Lúcia Murat e as memórias dos Anos de Chumbo

Lúcia Murat e as memórias dos Anos de Chumbo

Rodrigo Fonseca

10 de novembro de 2020 | 17h14

A diretora Lúcia Murat fala de seu cinema no simpósio Na Real_Virtual

Rodrigo Fonseca
Depois de tomar a Mostra de São Paulo de assalto com um dos filmes mais inquietos de sua obra confessional (“Ana. Sem Título”), Lúcia Murat promete torcer as certezas da gente em relação aos registros da ditadura militar em seu colóquio, ao lado do realizador Silvio Da-Rin, no seminário online Na Real_Virtual, às 19h, desta quarta-feira. Sua obra será revisitada. Basta acessar o link https://imaginariodigital.org.br/real-virtual/parte-2 para acompanhar o papeo entre ela e Da-Rin, mediado por perguntas dos curadores desta festa documental, o cineasta Bebeto Abrantes e o crítico Carlos Alberto Mattos. O tema desse encontro: Memórias de Chumbo, revisitado a partir das recordações e reinvenções de ambos sobre o governo de farda de 1964 a 1985. Da obra de Lúcia foi selecionado “Uma Longa Viagem” (Kikito de melhor filme em Gramado, em 2011) e, do cinema de Silvio, escolheu-se o feérico “Missão 115”, destaque do É Tudo Verdade em 2018.
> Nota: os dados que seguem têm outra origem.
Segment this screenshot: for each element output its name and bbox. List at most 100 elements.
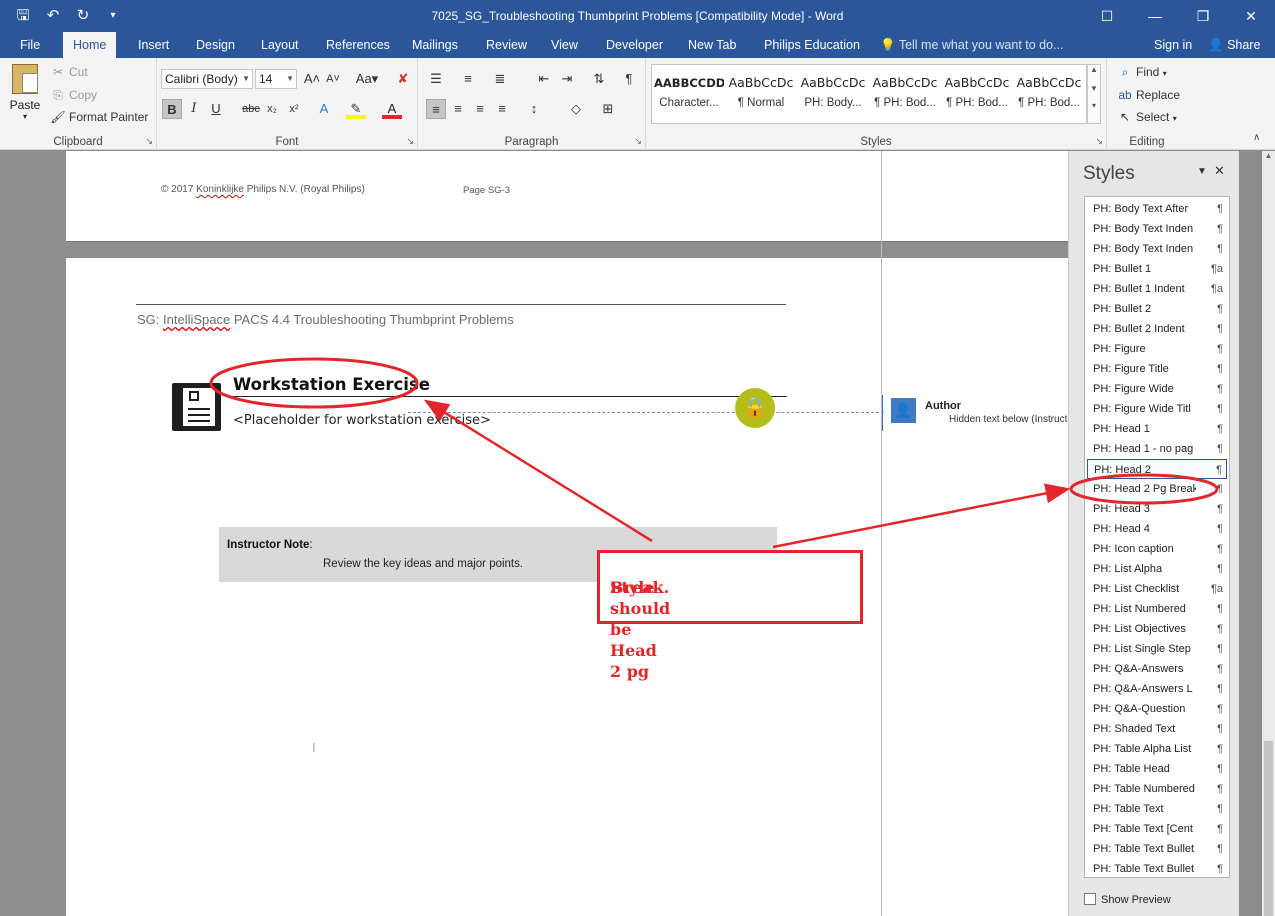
page-current[interactable]: SG: IntelliSpace PACS 4.4 Troubleshootin… bbox=[66, 258, 1068, 916]
shading-icon[interactable]: ◇ bbox=[566, 99, 586, 119]
scroll-up-icon[interactable]: ▲ bbox=[1262, 151, 1275, 160]
align-center-icon[interactable]: ≡ bbox=[448, 99, 468, 119]
font-name-select[interactable]: Calibri (Body) ▼ bbox=[161, 69, 253, 89]
style-list-item[interactable]: PH: Head 2 ¶ bbox=[1087, 459, 1227, 479]
style-list-item[interactable]: PH: List Objectives ¶ bbox=[1087, 619, 1227, 639]
increase-indent-icon[interactable]: ⇥ bbox=[557, 69, 577, 89]
grow-font-icon[interactable]: A˄ bbox=[302, 69, 322, 89]
dialog-launcher-icon[interactable]: ↘ bbox=[1095, 136, 1103, 147]
page-previous[interactable]: © 2017 Koninklijke Philips N.V. (Royal P… bbox=[66, 151, 1068, 242]
minimize-icon[interactable]: — bbox=[1131, 0, 1179, 32]
style-list-item[interactable]: PH: Q&A-Answers ¶ bbox=[1087, 659, 1227, 679]
pilcrow-icon[interactable]: ¶ bbox=[619, 69, 639, 89]
clear-formatting-icon[interactable]: ✘ bbox=[393, 69, 413, 89]
italic-icon[interactable]: I bbox=[184, 99, 204, 119]
format-painter-button[interactable]: 🖌 Format Painter bbox=[50, 107, 148, 127]
style-tile[interactable]: AaBbCcDc PH: Body... bbox=[798, 69, 868, 121]
style-list-item[interactable]: PH: Head 1 - no pag ¶ bbox=[1087, 439, 1227, 459]
style-list-item[interactable]: PH: List Checklist ¶a bbox=[1087, 579, 1227, 599]
style-list-item[interactable]: PH: Figure Wide Titl ¶ bbox=[1087, 399, 1227, 419]
justify-icon[interactable]: ≡ bbox=[492, 99, 512, 119]
cut-button[interactable]: ✂ Cut bbox=[50, 62, 88, 82]
subscript-icon[interactable]: x₂ bbox=[262, 99, 282, 119]
tab-insert[interactable]: Insert bbox=[128, 32, 179, 58]
dialog-launcher-icon[interactable]: ↘ bbox=[145, 136, 153, 147]
borders-icon[interactable]: ⊞ bbox=[598, 99, 618, 119]
style-list-item[interactable]: PH: Q&A-Question ¶ bbox=[1087, 699, 1227, 719]
style-list-item[interactable]: PH: Body Text Inden ¶ bbox=[1087, 239, 1227, 259]
style-list-item[interactable]: PH: Table Text Bullet ¶ bbox=[1087, 859, 1227, 877]
style-list-item[interactable]: PH: Q&A-Answers L ¶ bbox=[1087, 679, 1227, 699]
font-size-select[interactable]: 14 ▼ bbox=[255, 69, 297, 89]
style-list-item[interactable]: PH: Table Text ¶ bbox=[1087, 799, 1227, 819]
style-list-item[interactable]: PH: Body Text Inden ¶ bbox=[1087, 219, 1227, 239]
style-list-item[interactable]: PH: Icon caption ¶ bbox=[1087, 539, 1227, 559]
style-list-item[interactable]: PH: List Single Step ¶ bbox=[1087, 639, 1227, 659]
style-list-item[interactable]: PH: Head 4 ¶ bbox=[1087, 519, 1227, 539]
close-pane-icon[interactable]: ✕ bbox=[1214, 163, 1225, 179]
style-list-item[interactable]: PH: Bullet 1 ¶a bbox=[1087, 259, 1227, 279]
paste-button[interactable]: Paste ▾ bbox=[8, 62, 42, 132]
sort-icon[interactable]: ⇅ bbox=[589, 69, 609, 89]
dialog-launcher-icon[interactable]: ↘ bbox=[406, 136, 414, 147]
find-button[interactable]: ⌕ Find ▾ bbox=[1117, 62, 1167, 82]
tab-review[interactable]: Review bbox=[476, 32, 537, 58]
show-preview-checkbox[interactable]: Show Preview bbox=[1084, 893, 1171, 906]
decrease-indent-icon[interactable]: ⇤ bbox=[534, 69, 554, 89]
text-effects-icon[interactable]: A bbox=[314, 99, 334, 119]
highlight-icon[interactable]: ✎ bbox=[346, 99, 366, 119]
multilevel-list-icon[interactable]: ≣ bbox=[490, 69, 510, 89]
style-list-item[interactable]: PH: Figure Wide ¶ bbox=[1087, 379, 1227, 399]
font-color-icon[interactable]: A bbox=[382, 99, 402, 119]
more-icon[interactable]: ▾ bbox=[1088, 101, 1100, 110]
style-tile[interactable]: AABBCCDD Character... bbox=[654, 69, 724, 121]
tell-me-search[interactable]: 💡 Tell me what you want to do... bbox=[880, 32, 1064, 58]
style-list-item[interactable]: PH: Table Text [Cent ¶ bbox=[1087, 819, 1227, 839]
ribbon-display-options-icon[interactable]: ☐ bbox=[1083, 0, 1131, 32]
replace-button[interactable]: ab Replace bbox=[1117, 85, 1180, 105]
style-tile[interactable]: AaBbCcDc ¶ Normal bbox=[726, 69, 796, 121]
style-list-item[interactable]: PH: Table Alpha List ¶ bbox=[1087, 739, 1227, 759]
dialog-launcher-icon[interactable]: ↘ bbox=[634, 136, 642, 147]
style-list-item[interactable]: PH: Body Text After ¶ bbox=[1087, 199, 1227, 219]
style-list-item[interactable]: PH: Bullet 2 ¶ bbox=[1087, 299, 1227, 319]
change-case-icon[interactable]: Aa▾ bbox=[353, 69, 381, 89]
close-icon[interactable]: ✕ bbox=[1227, 0, 1275, 32]
copy-button[interactable]: ⎘ Copy bbox=[50, 85, 97, 105]
style-tile[interactable]: AaBbCcDc ¶ PH: Bod... bbox=[1014, 69, 1084, 121]
style-list-item[interactable]: PH: Table Text Bullet ¶ bbox=[1087, 839, 1227, 859]
chevron-down-icon[interactable]: ▼ bbox=[1088, 84, 1100, 93]
style-list-item[interactable]: PH: Head 2 Pg Break ¶ bbox=[1087, 479, 1227, 499]
tab-mailings[interactable]: Mailings bbox=[402, 32, 468, 58]
share-button[interactable]: 👤 Share bbox=[1208, 32, 1260, 58]
style-list-item[interactable]: PH: List Numbered ¶ bbox=[1087, 599, 1227, 619]
style-tile[interactable]: AaBbCcDc ¶ PH: Bod... bbox=[942, 69, 1012, 121]
style-list-item[interactable]: PH: Head 3 ¶ bbox=[1087, 499, 1227, 519]
align-right-icon[interactable]: ≡ bbox=[470, 99, 490, 119]
strikethrough-icon[interactable]: abc bbox=[241, 99, 261, 119]
style-list-item[interactable]: PH: Figure ¶ bbox=[1087, 339, 1227, 359]
superscript-icon[interactable]: x² bbox=[284, 99, 304, 119]
style-list-item[interactable]: PH: List Alpha ¶ bbox=[1087, 559, 1227, 579]
tab-philips-education[interactable]: Philips Education bbox=[754, 32, 870, 58]
numbering-icon[interactable]: ≡ bbox=[458, 69, 478, 89]
style-list-item[interactable]: PH: Figure Title ¶ bbox=[1087, 359, 1227, 379]
lock-icon[interactable]: 🔒 bbox=[735, 388, 775, 428]
exercise-heading[interactable]: Workstation Exercise bbox=[233, 375, 430, 394]
style-list-item[interactable]: PH: Head 1 ¶ bbox=[1087, 419, 1227, 439]
tab-layout[interactable]: Layout bbox=[251, 32, 309, 58]
shrink-font-icon[interactable]: A˅ bbox=[323, 69, 343, 89]
checkbox-icon[interactable] bbox=[1084, 893, 1096, 905]
style-list-item[interactable]: PH: Table Numbered ¶ bbox=[1087, 779, 1227, 799]
underline-icon[interactable]: U bbox=[206, 99, 226, 119]
collapse-ribbon-icon[interactable]: ∧ bbox=[1253, 132, 1260, 143]
restore-icon[interactable]: ❐ bbox=[1179, 0, 1227, 32]
vertical-scrollbar[interactable]: ▲ bbox=[1262, 151, 1275, 916]
align-left-icon[interactable]: ≡ bbox=[426, 99, 446, 119]
line-spacing-icon[interactable]: ↕ bbox=[524, 99, 544, 119]
select-button[interactable]: ↖ Select ▾ bbox=[1117, 107, 1177, 127]
tab-home[interactable]: Home bbox=[63, 32, 117, 58]
document-area[interactable]: © 2017 Koninklijke Philips N.V. (Royal P… bbox=[0, 151, 1068, 916]
placeholder-text[interactable]: <Placeholder for workstation exercise> bbox=[233, 413, 491, 428]
styles-list[interactable]: PH: Body Text After ¶ PH: Body Text Inden ¶… bbox=[1084, 196, 1230, 878]
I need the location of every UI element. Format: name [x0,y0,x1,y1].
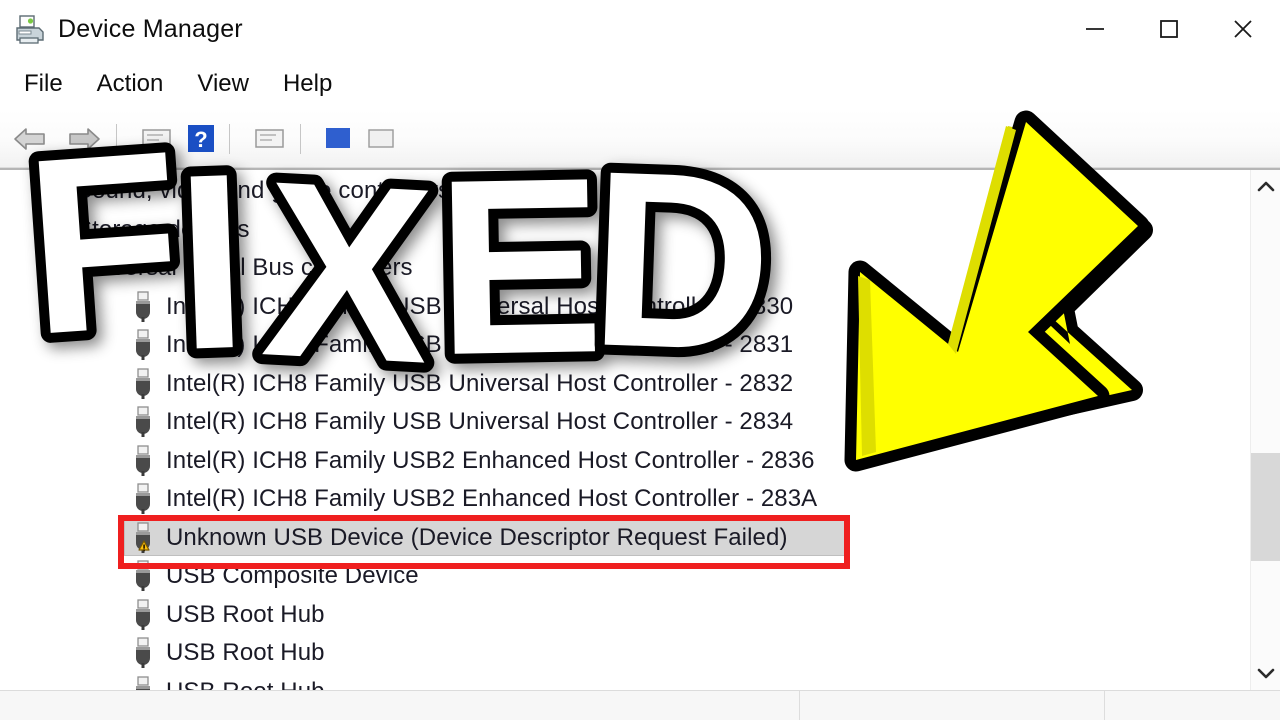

“Uma Longa Viagem”: Kikito de melhor filme em Gramado, em 2011

Há três anos, Lúcia deixou o Festival do Rio com o prêmio de melhor direção pelo drama “Praça Paris”, que escala como protagonista uma das maiores revelações do teatro nacional no momento, Grace Passô. Ela ganhou o Troféu Redentor na Première Brasil de 2017 por seu desempenho. Ao lado dela, aprece um outro achado: Digão Ribeiro, que ocupa (e ilumina) a telona não por seu corpanzil, mas por seu carisma e por sua inteligência cênica. Não há fresta que Grace e Digão não iluminem nas vielas do Rio de Janeiro esquadrinhadas por Murat. O filme da realizadora de “Que Bom Te Ver Viva” (troféu Candango de melhor filme em Brasília, em 1989) se faz necessário por múltiplas razões, sobretudo por seu carinho com o lugar político da Universidade Estadual do Rio de Janeiro, a UERJ, e pela reflexão sobre a cena carcerária carioca. Neste ponto, a cineasta mostra a maestria (de mundo e de meios) com a qual já havia produzido o perturbador “Quase Dois Irmãos”, de 2004 – sua obra-prima. Uma maestria bem-vinda. E há um tom de thriller psicológico, que redesenha e redefine o filme lá pelo fim e que se alimenta, bastante, do talento dramatúrgico (como roteirista) de um dos mais provocativos escritores do Brasil hoje: Raphael Montes (de “Dias Perfeitos”). Ele escreve o filme a quatro mãos com Lucia, oxigenando de ideias.

“Praça Paris”: melhor direção no Festival do Rio 2017

Grace, aclamada nos palcos na peça “Vaga Carne”, desenha uma nova instância de representação de mulher da periferia no papel de Glória, uma ascensorista cujo irmão é um chefe do tráfico e cumpre pena sob o olhar atento da Polícia. Ela extravasa os nós do peito falando prum pastor (Babu Santana, sempre no ponto) e para uma jovem psicanalista que faz seus estudos de pós na UERJ, a jovem portuguesa Camila (Joana de Verona). Digão entra em cena como Samuel, o motoboy que mexe com a libido de Glória. Espera-se uma relação especular entre ela e Camila, mas o filme não estabelece essa parelha. Temos duas mulheres que se confrontam no olhar. Mas, apesar do talento inequívoco de Joana, é Grace quem vai desenhar as curvas de ação, deitando e rolando nos hiatos morais de Glória, fazendo dela uma personagem única.

No frigir das inquietações documentais do país, Abrantes e Mattos têm agendadas conversas com Adirley Queirós, Claudia Priscilla, Eryk Rocha, Evaldo Mocarzel, Joel Zito Araújo, Kiko Goifman, Roberto Berliner, Sandra Werneck, Susanna Lira e Walter Salles. Esses papos rolam sempre às 19h, às segundas, quartas e sextas. Valem a atenção. E o aplauso. É “O” evento do ano, tendo Márcio Blanco e sua Imaginário Digital como produtores.